Preconditioning is the process whereby a memory cell is programmed prior to erasure to avoid over-erasing the cell which can cause leakage within that cell resulting in false data readings. This occurs when a cell in the zero state undergoes an erase operation whereby it can be driven into the depletion mode. The column sense amplifier can read this leakage current falsely as an erased cell. Therefore, proper preconditioning is necessary to avoid over erasing a single cell which can in turn cause an entire array to be defective.
When a row (wordline) is found to be defective by the manufacturer, it is desirable to be able to assign an alternate row to take its place. Using an alternate row can thus increase the yield of working memory chips. However, due to the need to precondition each memory cell in the array prior to erasing that array, it is necessary to be able to precondition each row in the array; those that are working as well as those determined to be defective in the manufacturing test stage.
The difficulty in preconditioning both good rows and bad rows is several fold.
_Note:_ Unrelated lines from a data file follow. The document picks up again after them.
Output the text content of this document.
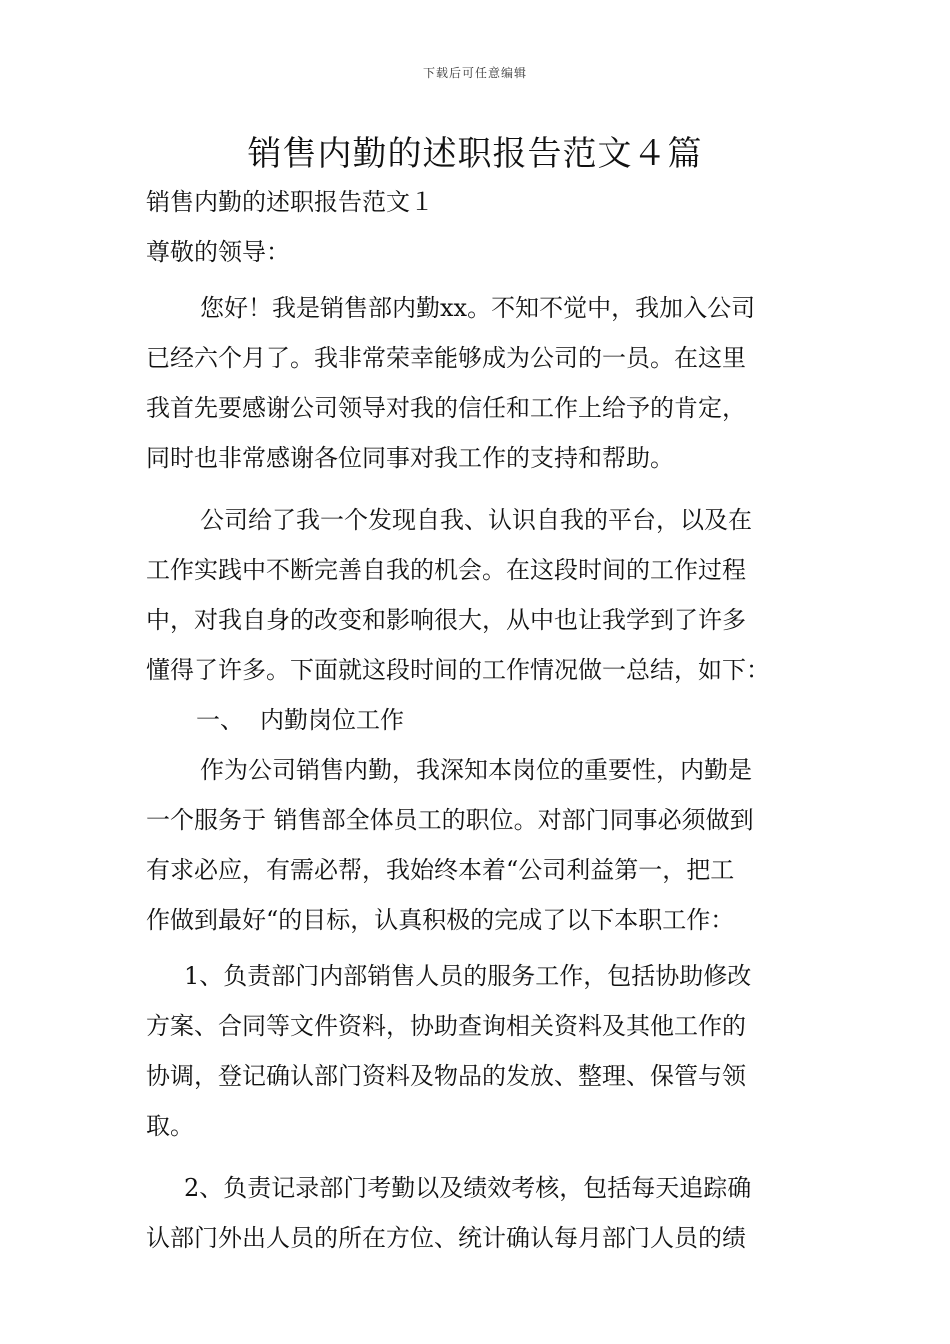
下载后可任意编辑
销售内勤的述职报告范文４篇

销售内勤的述职报告范文１

尊敬的领导：

您好！我是销售部内勤xx。不知不觉中，我加入公司

已经六个月了。我非常荣幸能够成为公司的一员。在这里

我首先要感谢公司领导对我的信任和工作上给予的肯定，

同时也非常感谢各位同事对我工作的支持和帮助。

公司给了我一个发现自我、认识自我的平台，以及在

工作实践中不断完善自我的机会。在这段时间的工作过程

中，对我自身的改变和影响很大，从中也让我学到了许多

懂得了许多。下面就这段时间的工作情况做一总结，如下：

一、 内勤岗位工作

作为公司销售内勤，我深知本岗位的重要性，内勤是

一个服务于 销售部全体员工的职位。对部门同事必须做到

有求必应，有需必帮，我始终本着“公司利益第一，把工

作做到最好“的目标，认真积极的完成了以下本职工作：

1、负责部门内部销售人员的服务工作，包括协助修改

方案、合同等文件资料，协助查询相关资料及其他工作的

协调，登记确认部门资料及物品的发放、整理、保管与领

取。

2、负责记录部门考勤以及绩效考核，包括每天追踪确

认部门外出人员的所在方位、统计确认每月部门人员的绩
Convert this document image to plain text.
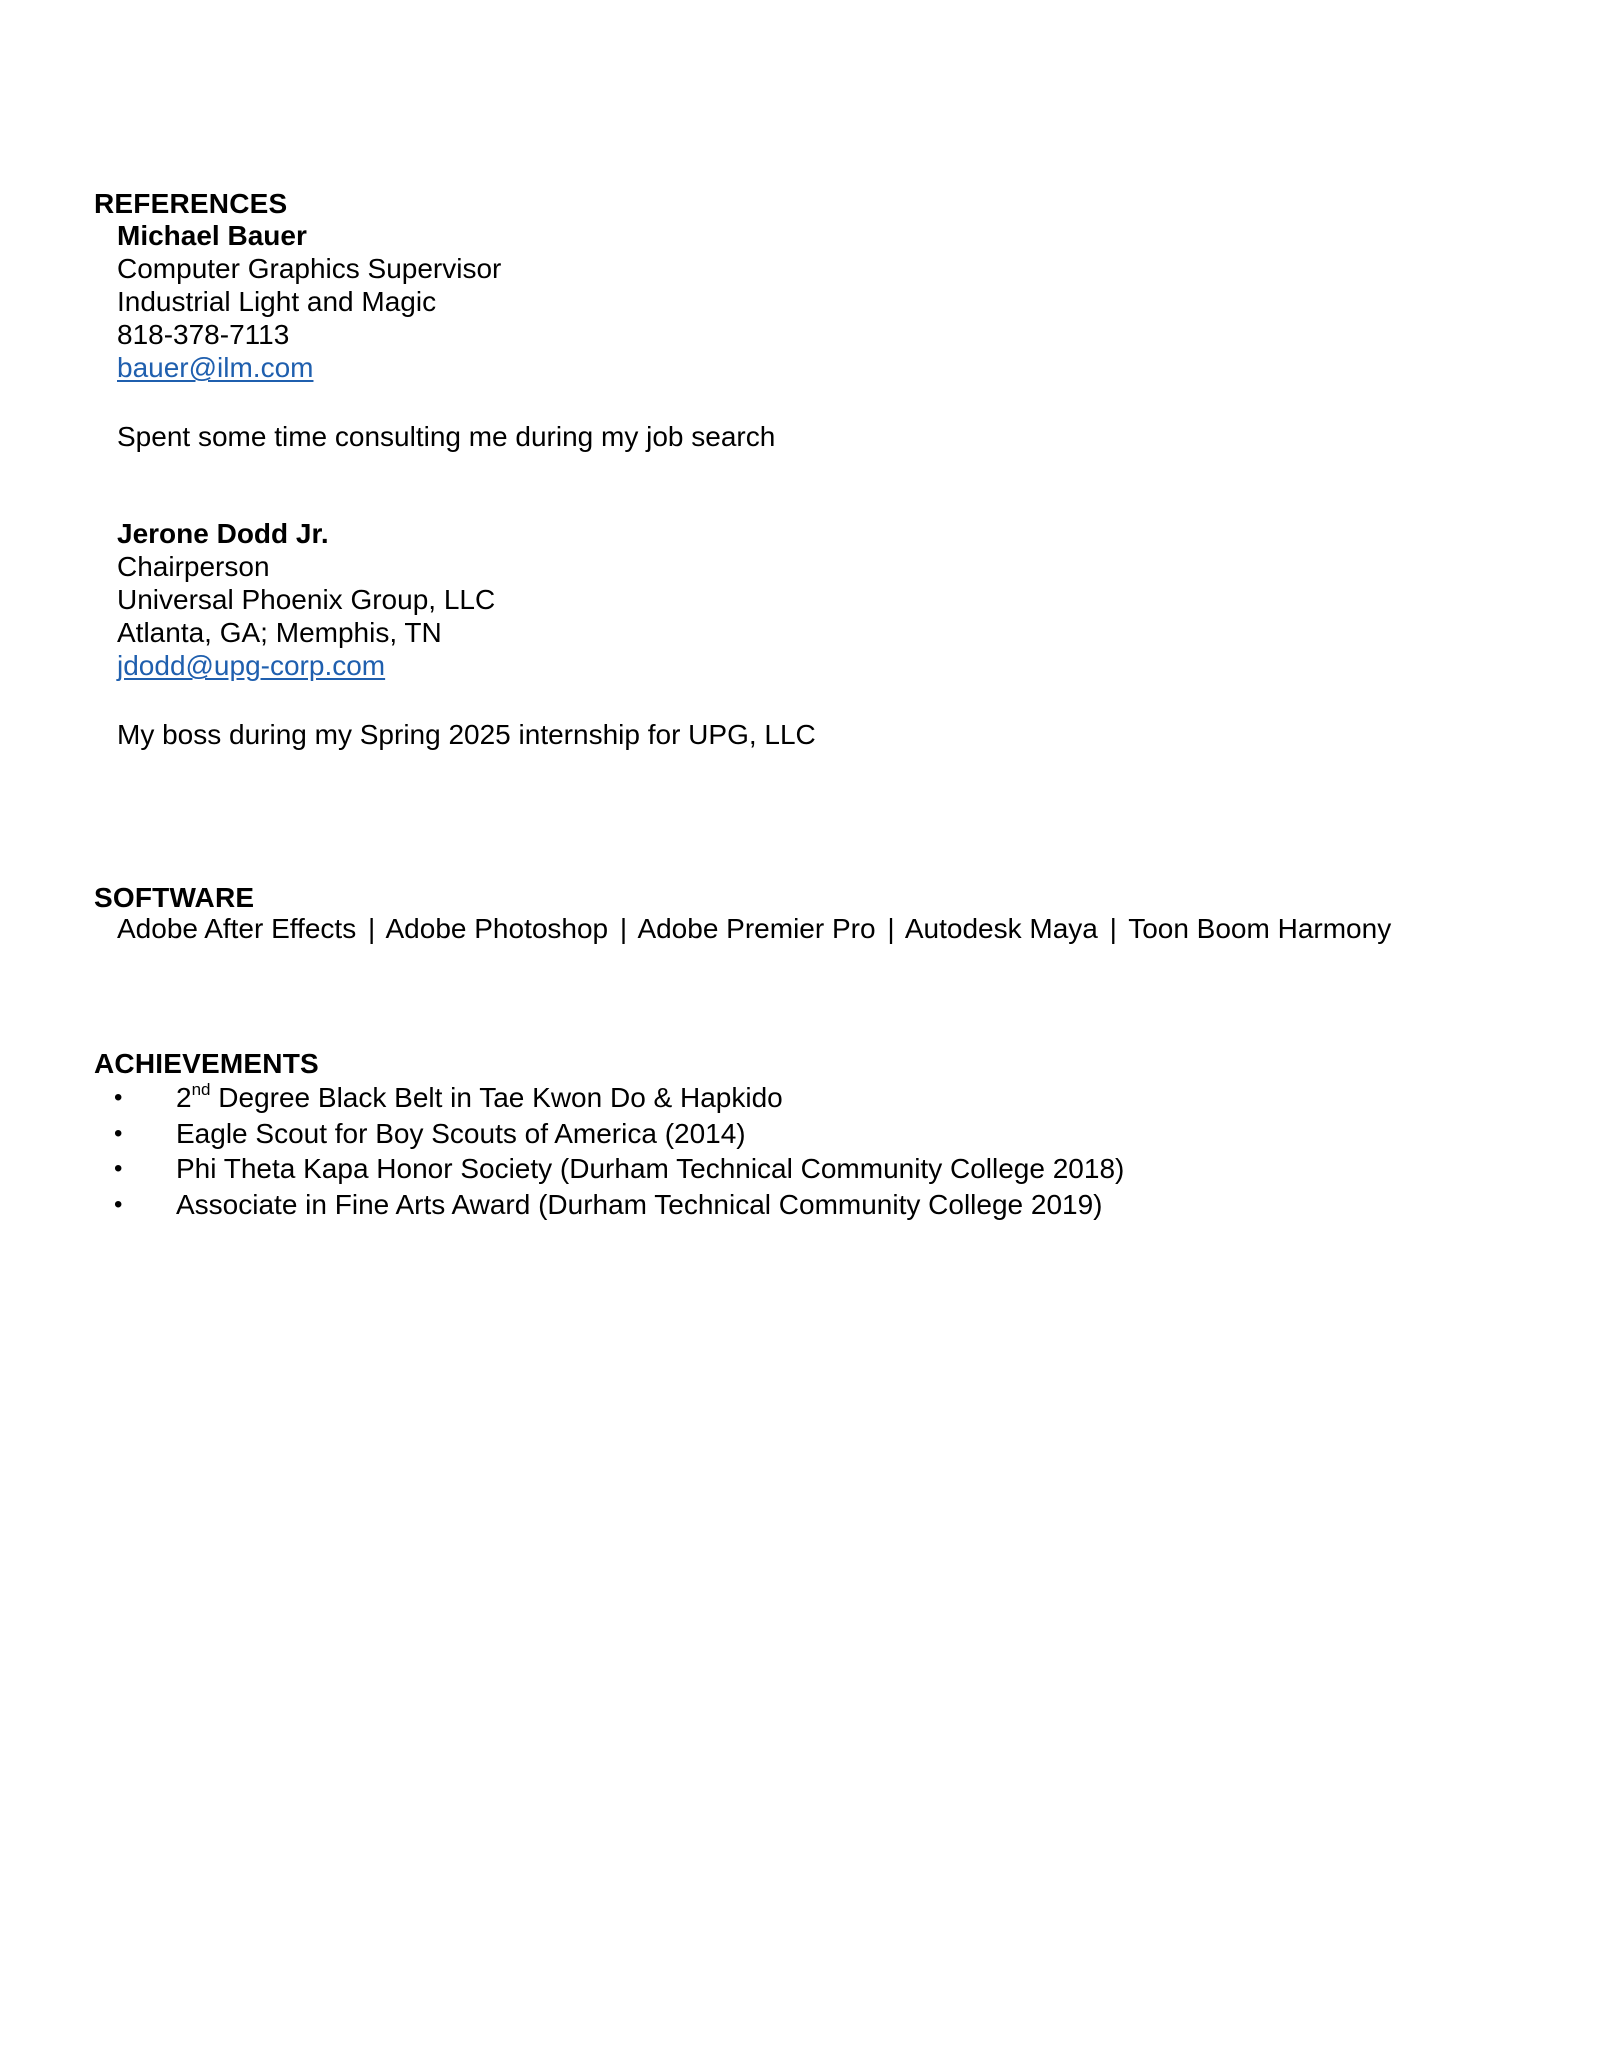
REFERENCES
Michael Bauer
Computer Graphics Supervisor
Industrial Light and Magic
818-378-7113
bauer@ilm.com
Spent some time consulting me during my job search
Jerone Dodd Jr.
Chairperson
Universal Phoenix Group, LLC
Atlanta, GA; Memphis, TN
jdodd@upg-corp.com
My boss during my Spring 2025 internship for UPG, LLC
SOFTWARE
Adobe After Effects | Adobe Photoshop | Adobe Premier Pro | Autodesk Maya | Toon Boom Harmony
ACHIEVEMENTS
• 2nd Degree Black Belt in Tae Kwon Do & Hapkido
• Eagle Scout for Boy Scouts of America (2014)
• Phi Theta Kapa Honor Society (Durham Technical Community College 2018)
• Associate in Fine Arts Award (Durham Technical Community College 2019)
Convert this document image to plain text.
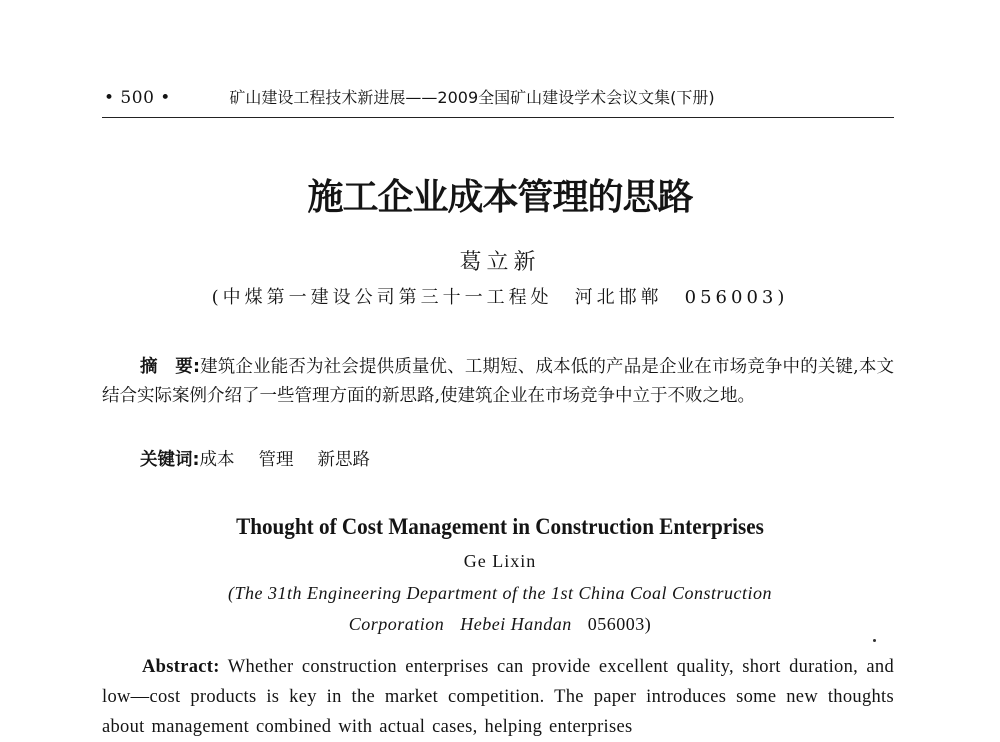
• 500 •	矿山建设工程技术新进展——2009全国矿山建设学术会议文集(下册)
施工企业成本管理的思路
葛立新
(中煤第一建设公司第三十一工程处 河北邯郸 056003)
摘　要:建筑企业能否为社会提供质量优、工期短、成本低的产品是企业在市场竞争中的关键,本文结合实际案例介绍了一些管理方面的新思路,使建筑企业在市场竞争中立于不败之地。
关键词:成本 管理 新思路
Thought of Cost Management in Construction Enterprises
Ge Lixin
(The 31th Engineering Department of the 1st China Coal Construction
Corporation Hebei Handan 056003)
Abstract: Whether construction enterprises can provide excellent quality, short duration, and low—cost products is key in the market competition. The paper introduces some new thoughts about management combined with actual cases, helping enterprises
First of all, because an alternate row has been set to take the place of the bad row, it may be difficult to address or access the bad row without also accessing the alternate row. Secondly, even if one could separately address the bad row, if the defect which caused that row to be bad was due to a short between that row and a neighboring row, then merely addressing the first bad row would not be sufficient to be able to precondition (program) that first bad row because it would merely short to the neighbor just as it did during manufacturing test. Thirdly, it was previously believed to not be possible to precondition both bad rows simultaneously as it was felt that one of the two bad rows would predominate by stealing all the current thus allowing it to be preconditioned but not allowing the other bad row to be preconditioned thus still exposing the other bad row (and thus the entire array) to the over-erasure problem.